Je crois que le Concours d’Elégance de la Villa d’Este est le meilleur événement européen en son genre, pour le nombre de voitures de prestige venant du monde entier et pour l’endroit merveilleux sur le lac de Côme où elles peuvent être exposées. Toutes les voitures sur lesquelles j’ai travaillé en tant que Program Manager ont été exposées et dans la plupart des cas récompensées à Villa d’Este, ce qui me rend particulièrement liée à cet événement.
Et comment avez-eu l’idée de créer votre propre entreprise ?
En novembre 2014, j’ai décidé de financer ma propre entreprise automobile pour répondre à la demande croissante de projets spéciaux reçus par mes clients traditionnels et nouveaux.
Manifattura Automobili Torino (MAT), c’est le nom de mon entreprise, est située au cœur de la zone de carrosserie de Turin, en hommage à l’excellence artisanale reconnue de la région du Piémont nord italien. Aujourd’hui, MAT est le seul constructeur automobile capable de concevoir, développer et construire une voiture neuve, qu’il s’agisse d’une voiture de course ou d’une voiture légale, à partir d’une feuille blanche ou en travaillant sur l’évolution d’une voiture donnée. Commander un projet de voiture unique à MAT, c’est s’assurer que le résultat final reflète les idées et les points de vue du client, ses émotions intérieures et ses aspirations complexes. La création d’un tel artisanat est pour moi et mon entreprise un processus long et mais très agréable. Rien n’est plus éloigné d’une chaîne de production. Rien n’est plus éloigné de la routine.
Comment se traduit votre passion pour les voitures ?
J’exprime mieux ma passion pour les voitures, quand je les conduis tout simplement….
Vos hobbies ?
Je suis fan d’aventures et de la découverte d’endroits exotiques. Parmi mes souvenirs les plus agréables, et un défi de trekking partagé avec ma femme Ivana. Ensemble, nous avons décidé de partir sur les traces d’un puissant Empire et avons plongé dans l’ancienne Grande-Bretagne romaine.
Une expérience unique qui restera longtemps dans nos cœurs.
Biographie :
1959 : naissance à Bra, en Italie.
1983 : obtention du diplôme en Génie mécanique de l’Université Polytechnique à Turin, en Italie.
1984 : début de carrière en tant qu’ingénieur d’essais au Centre Technique International de Goodyear à Luxembourg.
1989 : Responsable Technique de l’Alba Group C Motor Racing pendant 3 ans avec PTI-Albatech à Turin.

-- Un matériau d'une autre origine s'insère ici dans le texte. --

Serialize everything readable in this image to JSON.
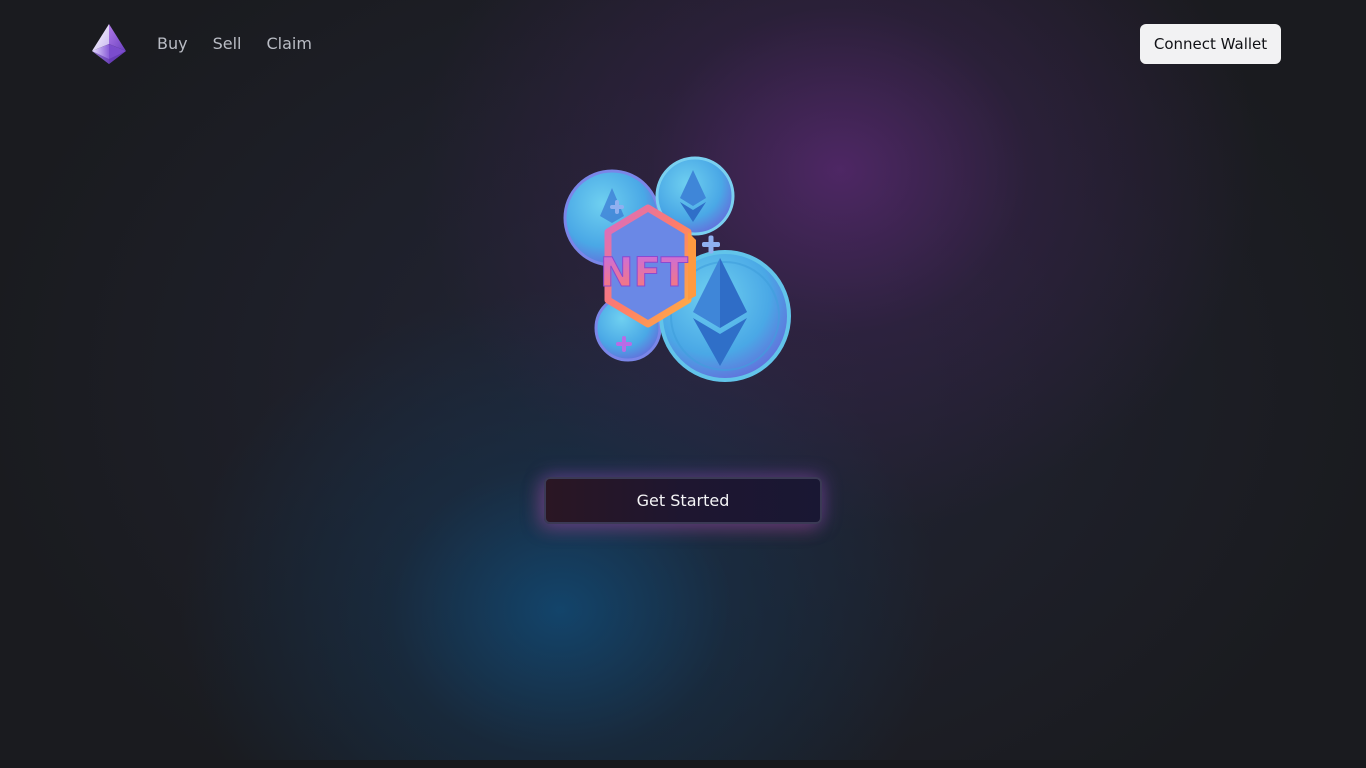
{
  "navbar": {
    "logo_icon": "ethereum-diamond-logo-icon",
    "links": [
      {
        "label": "Buy"
      },
      {
        "label": "Sell"
      },
      {
        "label": "Claim"
      }
    ],
    "connect_label": "Connect Wallet"
  },
  "hero": {
    "illustration_text": "NFT",
    "illustration_icon": "nft-ethereum-coins-illustration",
    "cta_label": "Get Started"
  },
  "colors": {
    "background": "#1a1b1f",
    "purple_glow": "#56286e",
    "blue_glow": "#12466e",
    "connect_button_bg": "#f2f2f3",
    "nav_text": "#b9bcc4"
  }
}
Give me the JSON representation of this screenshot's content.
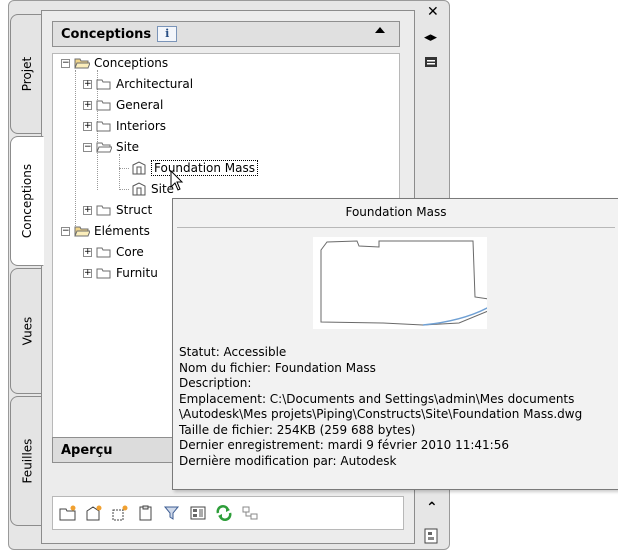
{
  "tabs": {
    "projet": "Projet",
    "conceptions": "Conceptions",
    "vues": "Vues",
    "feuilles": "Feuilles"
  },
  "section": {
    "title": "Conceptions",
    "info_icon": "i"
  },
  "tree": {
    "root": "Conceptions",
    "architectural": "Architectural",
    "general": "General",
    "interiors": "Interiors",
    "site": "Site",
    "foundation_mass": "Foundation Mass",
    "site_child": "Site",
    "struct": "Struct",
    "elements": "Eléments",
    "core": "Core",
    "furniture": "Furnitu"
  },
  "apercu": {
    "title": "Aperçu"
  },
  "tooltip": {
    "title": "Foundation Mass",
    "statut": "Statut: Accessible",
    "nom_fichier": "Nom du fichier: Foundation Mass",
    "description": "Description:",
    "emplacement_1": "Emplacement: C:\\Documents and Settings\\admin\\Mes documents",
    "emplacement_2": "\\Autodesk\\Mes projets\\Piping\\Constructs\\Site\\Foundation Mass.dwg",
    "taille": "Taille de fichier: 254KB (259 688 bytes)",
    "dernier_enregistrement": "Dernier enregistrement: mardi 9 février 2010  11:41:56",
    "derniere_modification": "Dernière modification par: Autodesk"
  },
  "colors": {
    "folder_yellow": "#f1d58a",
    "preview_arc": "#6fa0d4",
    "info_blue": "#274e85"
  }
}
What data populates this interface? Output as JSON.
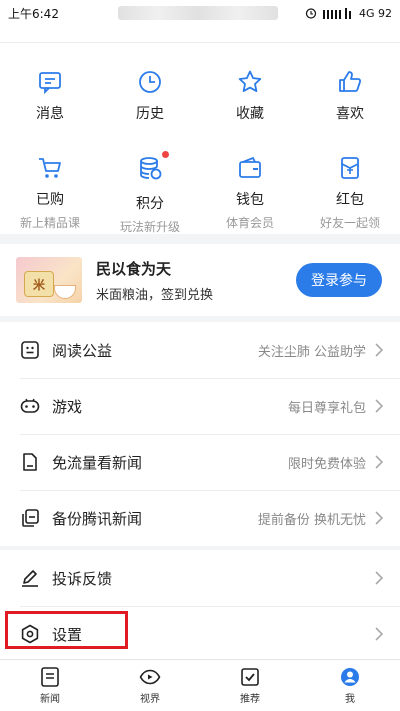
{
  "status": {
    "time": "上午6:42",
    "right": "4G 92"
  },
  "grid": [
    {
      "label": "消息",
      "icon": "message-icon"
    },
    {
      "label": "历史",
      "icon": "clock-icon"
    },
    {
      "label": "收藏",
      "icon": "star-icon"
    },
    {
      "label": "喜欢",
      "icon": "thumbs-up-icon"
    },
    {
      "label": "已购",
      "sub": "新上精品课",
      "icon": "cart-icon"
    },
    {
      "label": "积分",
      "sub": "玩法新升级",
      "icon": "coins-icon"
    },
    {
      "label": "钱包",
      "sub": "体育会员",
      "icon": "wallet-icon"
    },
    {
      "label": "红包",
      "sub": "好友一起领",
      "icon": "red-packet-icon"
    }
  ],
  "promo": {
    "title": "民以食为天",
    "subtitle": "米面粮油，签到兑换",
    "image_text": "米",
    "button": "登录参与"
  },
  "list1": [
    {
      "label": "阅读公益",
      "hint": "关注尘肺 公益助学",
      "icon": "charity-icon"
    },
    {
      "label": "游戏",
      "hint": "每日尊享礼包",
      "icon": "gamepad-icon"
    },
    {
      "label": "免流量看新闻",
      "hint": "限时免费体验",
      "icon": "data-free-icon"
    },
    {
      "label": "备份腾讯新闻",
      "hint": "提前备份 换机无忧",
      "icon": "backup-icon"
    }
  ],
  "list2": [
    {
      "label": "投诉反馈",
      "icon": "pencil-icon"
    },
    {
      "label": "设置",
      "icon": "settings-icon"
    }
  ],
  "tabs": [
    {
      "label": "新闻",
      "icon": "news-icon"
    },
    {
      "label": "视界",
      "icon": "eye-icon"
    },
    {
      "label": "推荐",
      "icon": "recommend-icon"
    },
    {
      "label": "我",
      "icon": "me-icon"
    }
  ],
  "colors": {
    "accent": "#2b7ce9",
    "highlight": "#e01b24",
    "red_dot": "#ee4444"
  }
}
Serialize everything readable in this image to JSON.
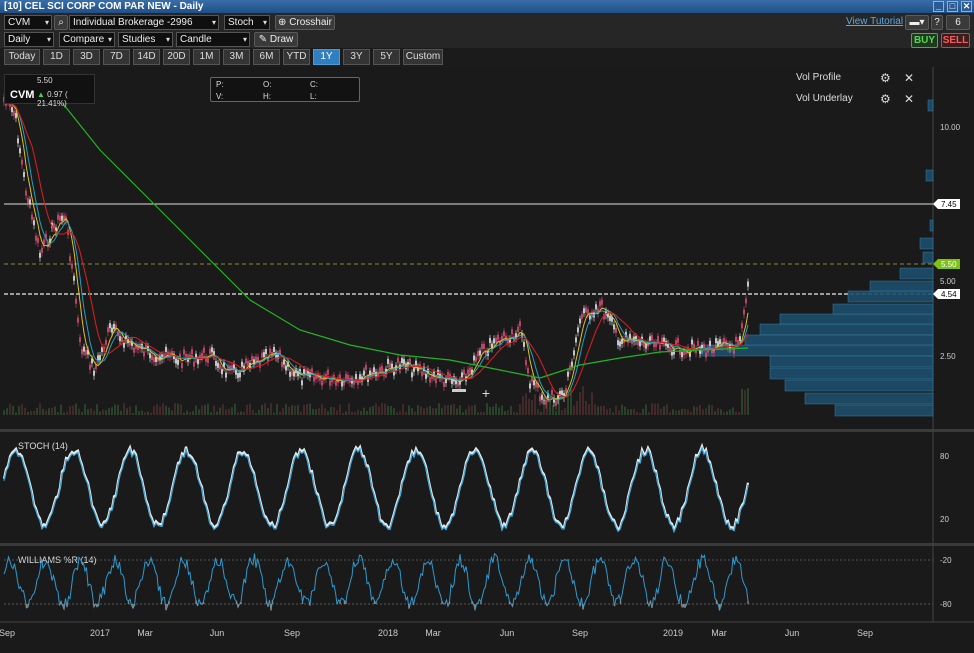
{
  "window": {
    "title": "[10] CEL SCI CORP COM PAR NEW - Daily",
    "link_count": "6"
  },
  "toolbar1": {
    "symbol": "CVM",
    "account": "Individual Brokerage -2996",
    "indicator": "Stoch",
    "crosshair": "Crosshair",
    "tutorial": "View Tutorial",
    "buy": "BUY",
    "sell": "SELL"
  },
  "toolbar2": {
    "interval": "Daily",
    "compare": "Compare",
    "studies": "Studies",
    "style": "Candle",
    "draw": "Draw"
  },
  "ranges": [
    "Today",
    "1D",
    "3D",
    "7D",
    "14D",
    "20D",
    "1M",
    "3M",
    "6M",
    "YTD",
    "1Y",
    "3Y",
    "5Y",
    "Custom"
  ],
  "active_range": "1Y",
  "legend": {
    "symbol": "CVM",
    "price": "5.50",
    "change": "0.97 ( 21.41%)"
  },
  "ohlc": {
    "p": "P:",
    "o": "O:",
    "c": "C:",
    "v": "V:",
    "h": "H:",
    "l": "L:"
  },
  "overlays": [
    {
      "name": "Vol Profile"
    },
    {
      "name": "Vol Underlay"
    }
  ],
  "price_axis": {
    "ticks": [
      "10.00",
      "5.00",
      "2.50"
    ],
    "tags": [
      {
        "value": "7.45",
        "color": "#ffffff"
      },
      {
        "value": "5.50",
        "color": "#7cc217"
      },
      {
        "value": "4.54",
        "color": "#ffffff"
      }
    ]
  },
  "stoch": {
    "label": "STOCH (14)",
    "ticks": [
      "80",
      "20"
    ]
  },
  "williams": {
    "label": "WILLIAMS %R (14)",
    "ticks": [
      "-20",
      "-80"
    ]
  },
  "x_axis": [
    "Sep",
    "2017",
    "Mar",
    "Jun",
    "Sep",
    "2018",
    "Mar",
    "Jun",
    "Sep",
    "2019",
    "Mar",
    "Jun",
    "Sep"
  ],
  "colors": {
    "accent": "#2f7fc1",
    "buy": "#3fb33f",
    "sell": "#e03b3b",
    "ma_slow": "#22b422",
    "ma_mid": "#d21e1e",
    "ma_fast": "#e0c21a",
    "ma_fast2": "#22a0c8",
    "volprofile": "#1d4e6b"
  }
}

1992 : recrutement par Pininfarina en 1992 pour diriger le département d’ingénierie et de fabrication de prototypes.
1999 : prend la direction du groupe de travail de l’entreprise chargé de la réorganisation des services techniques du groupe Pininfarina.
2002 : participe à la création et le développement de « Pininfarina Special Projects », la division de l’entreprise dédiée à la conception, au développement technique et à la fabrication de voitures haut de gamme.
2010 : collabore en tant que Consultant pour CEIIA, au Portugal et recruté par Momo Corporation LLC en tant que Program Manager pour le projet Momo Mirage.